Article UB 8Implantation des constructions les unes par rapport aux autres

Intitulé du document : Implantation des constructions les unes par rapport aux autres sur une même propriété

1 – Entre 2 constructions non contigües, doit toujours être aménagée une distance suffisante pour permettre l’entretien facile des marges d’isolement et des bâtiments eux-mêmes, ainsi que le passage et le fonctionnement du matériel de lutte contre l’incendie.

2 – Les implantations proposées seront établies en souci de la densification ultérieure de la parcelle.

Article UB 9Emprise au sol

En UB, l’emprise au sol des constructions est limitée à 50% de l’unité foncière.

Article UB 10Hauteur maximale des constructions

Rappel : la hauteur des constructions est mesurée en tout point du bâtiment, à partir du terrain naturel et avant travaux. La hauteur totale des constructions devra correspondre à celle des bâtiments existants avoisinants. La notice décrivant le terrain et présentant le projet le justifiera.

En l’absence d’ordonnancement particulier, la hauteur maximale des constructions est limitée à 7.5 mètres à l’égout de toiture ou à l’acrotère, et à 10 mètres au faîtage.

Cette règle ne s’applique pas aux constructions et installations nécessaires aux services publics et d’intérêt collectif.

Article UB 11Aspect extérieur

 Principes généraux

Les importations spécifiques d’architectures d’autres régions sont à proscrire.

Tous travaux sur un bâtiment ancien doivent être conçus en respect de ses caractéristiques architecturales et historiques. Tout annexe, extension, petit édicule, verrière, garage, véranda, abri de jardin… doit être construit dans ce même respect.
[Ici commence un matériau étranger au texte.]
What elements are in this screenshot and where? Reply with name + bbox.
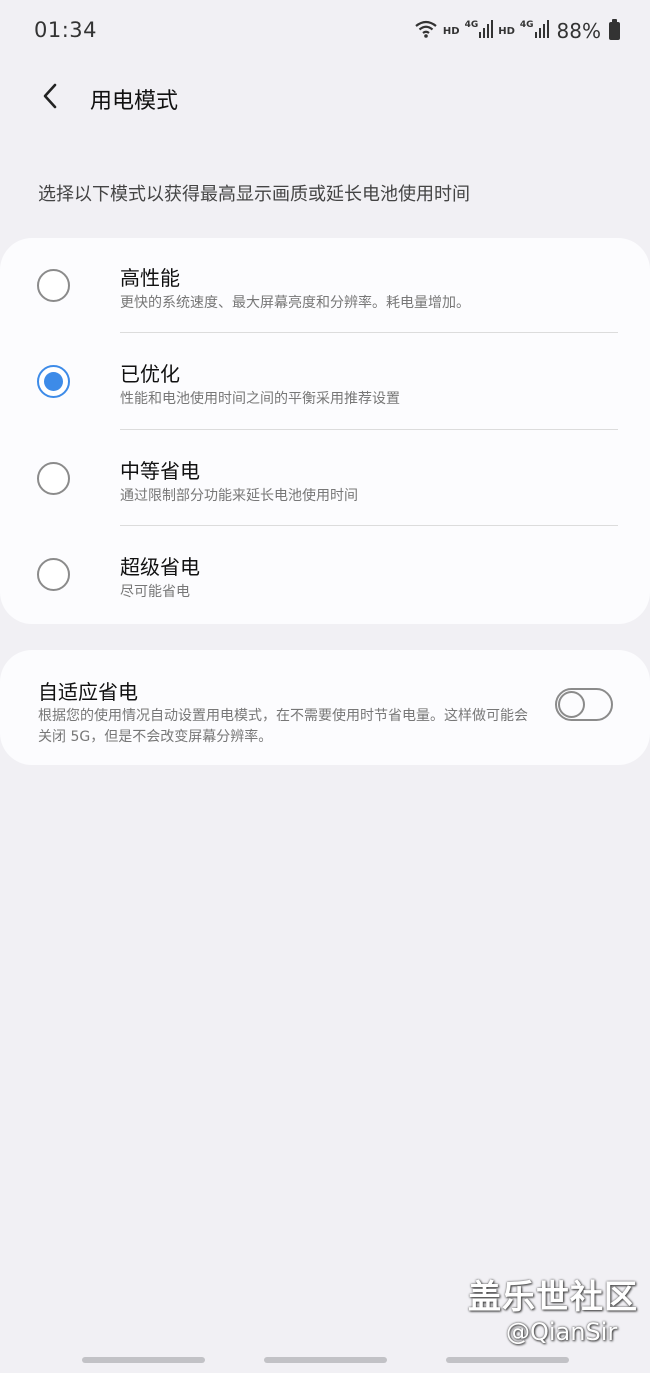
radio-button[interactable]	[37, 558, 70, 591]
mode-title: 超级省电	[120, 555, 200, 579]
mode-item-maximum-power-saving[interactable]: 超级省电 尽可能省电	[0, 527, 650, 623]
battery-percentage: 88%	[556, 19, 601, 43]
power-mode-card: 高性能 更快的系统速度、最大屏幕亮度和分辨率。耗电量增加。 已优化 性能和电池使…	[0, 238, 650, 624]
radio-button[interactable]	[37, 462, 70, 495]
mode-item-optimized[interactable]: 已优化 性能和电池使用时间之间的平衡采用推荐设置	[0, 334, 650, 430]
adaptive-subtitle: 根据您的使用情况自动设置用电模式，在不需要使用时节省电量。这样做可能会关闭 5G…	[38, 708, 528, 745]
divider	[120, 525, 618, 526]
mode-title: 已优化	[120, 362, 180, 386]
nav-handle-left	[82, 1357, 205, 1363]
network-type-2: 4G	[519, 20, 534, 30]
toggle-knob	[558, 691, 585, 718]
mode-title: 高性能	[120, 266, 180, 290]
network-type-1: 4G	[464, 20, 479, 30]
mode-item-medium-power-saving[interactable]: 中等省电 通过限制部分功能来延长电池使用时间	[0, 431, 650, 527]
signal-icon-2	[534, 20, 549, 42]
status-bar: 01:34 HD 4G HD 4G 88%	[0, 0, 650, 62]
radio-button[interactable]	[37, 269, 70, 302]
nav-handle-right	[446, 1357, 569, 1363]
mode-subtitle: 更快的系统速度、最大屏幕亮度和分辨率。耗电量增加。	[120, 295, 470, 311]
watermark-handle: @QianSir	[506, 1318, 618, 1346]
divider	[120, 332, 618, 333]
page-description: 选择以下模式以获得最高显示画质或延长电池使用时间	[38, 184, 470, 205]
hd-label-1: HD	[442, 25, 460, 37]
signal-icon-1	[479, 20, 494, 42]
status-icons: HD 4G HD 4G 88%	[414, 17, 620, 45]
app-header: 用电模式	[0, 62, 650, 134]
mode-subtitle: 通过限制部分功能来延长电池使用时间	[120, 488, 358, 504]
page-title: 用电模式	[90, 89, 179, 114]
wifi-icon	[414, 19, 438, 43]
chevron-left-icon	[40, 82, 60, 114]
watermark-title: 盖乐世社区	[468, 1277, 638, 1316]
radio-button-selected[interactable]	[37, 365, 70, 398]
back-button[interactable]	[30, 80, 70, 116]
mode-item-high-performance[interactable]: 高性能 更快的系统速度、最大屏幕亮度和分辨率。耗电量增加。	[0, 238, 650, 334]
nav-handle-center	[264, 1357, 387, 1363]
adaptive-toggle[interactable]	[555, 688, 613, 721]
divider	[120, 429, 618, 430]
mode-title: 中等省电	[120, 459, 200, 483]
adaptive-power-saving-card[interactable]: 自适应省电 根据您的使用情况自动设置用电模式，在不需要使用时节省电量。这样做可能…	[0, 650, 650, 765]
hd-label-2: HD	[498, 25, 515, 37]
status-time: 01:34	[34, 18, 98, 42]
battery-icon	[609, 19, 620, 40]
mode-subtitle: 性能和电池使用时间之间的平衡采用推荐设置	[120, 391, 400, 407]
mode-subtitle: 尽可能省电	[120, 584, 190, 600]
adaptive-title: 自适应省电	[38, 680, 138, 704]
Les constructions de quelque nature que ce soit, ainsi que les clôtures, doivent respecter un aspect compatible avec le caractère et l’intérêt des lieux avoisinants, du site et du paysage.

 Toitures

Les toitures doivent êtres de pentes et de matériaux similaires aux habitations avoisinantes. La notice décrivant le terrain et présentant le projet le justifiera.

Les toitures terrasses ou plates ne sont autorisées que dans les cas suivants :

- toiture végétalisée (hors annexes et extensions qui n’ont pas l’obligation d’être végétalisés) ; - terrasse accessible en prolongement d’un logement ; - toiture en articulation avec des voluments couverts, dans le cadre de réhabilitation ou de

restauration de bâtiments anciens.

Pour les annexes aux bâtiments existants, les toitures terrasses sont autorisées dans la limite de 15 m².

Les toits seront couverts de tuiles couleur terre et prendront préférablement leur forme d’origine.

Les toits de faible pente pourront être recouverts de zinc ou de cuivre.

Les panneaux solaires sont possibles à condition qu’ils s’intègrent à la toiture.

 Façades

Les enduits doivent être d’aspect minéral ; les couleurs vives sont proscrites.

Le bardage bois doit rester d’aspect naturel. Le moellon sera recouvert d’un enduit à la chaux hydraulique naturelle.

Dans le bâti ancien, les menuiseries sont en bois à peindre ou d’aspect. Elles sont à 2 vantaux et à 2 ou 3 carreaux par vantail, et respecteront les formes des linteaux.

Les coffrets de volets roulants seront préférentiellement installés à l’intérieur des constructions. En cas d’installation à l’extérieur des constructions, il ne devront en aucun cas dépasser le nu de la façade.

Ils seront atténués par des lambrequins en tôle ou bois découpé, et seront peints de la même couleur que les menuiseries.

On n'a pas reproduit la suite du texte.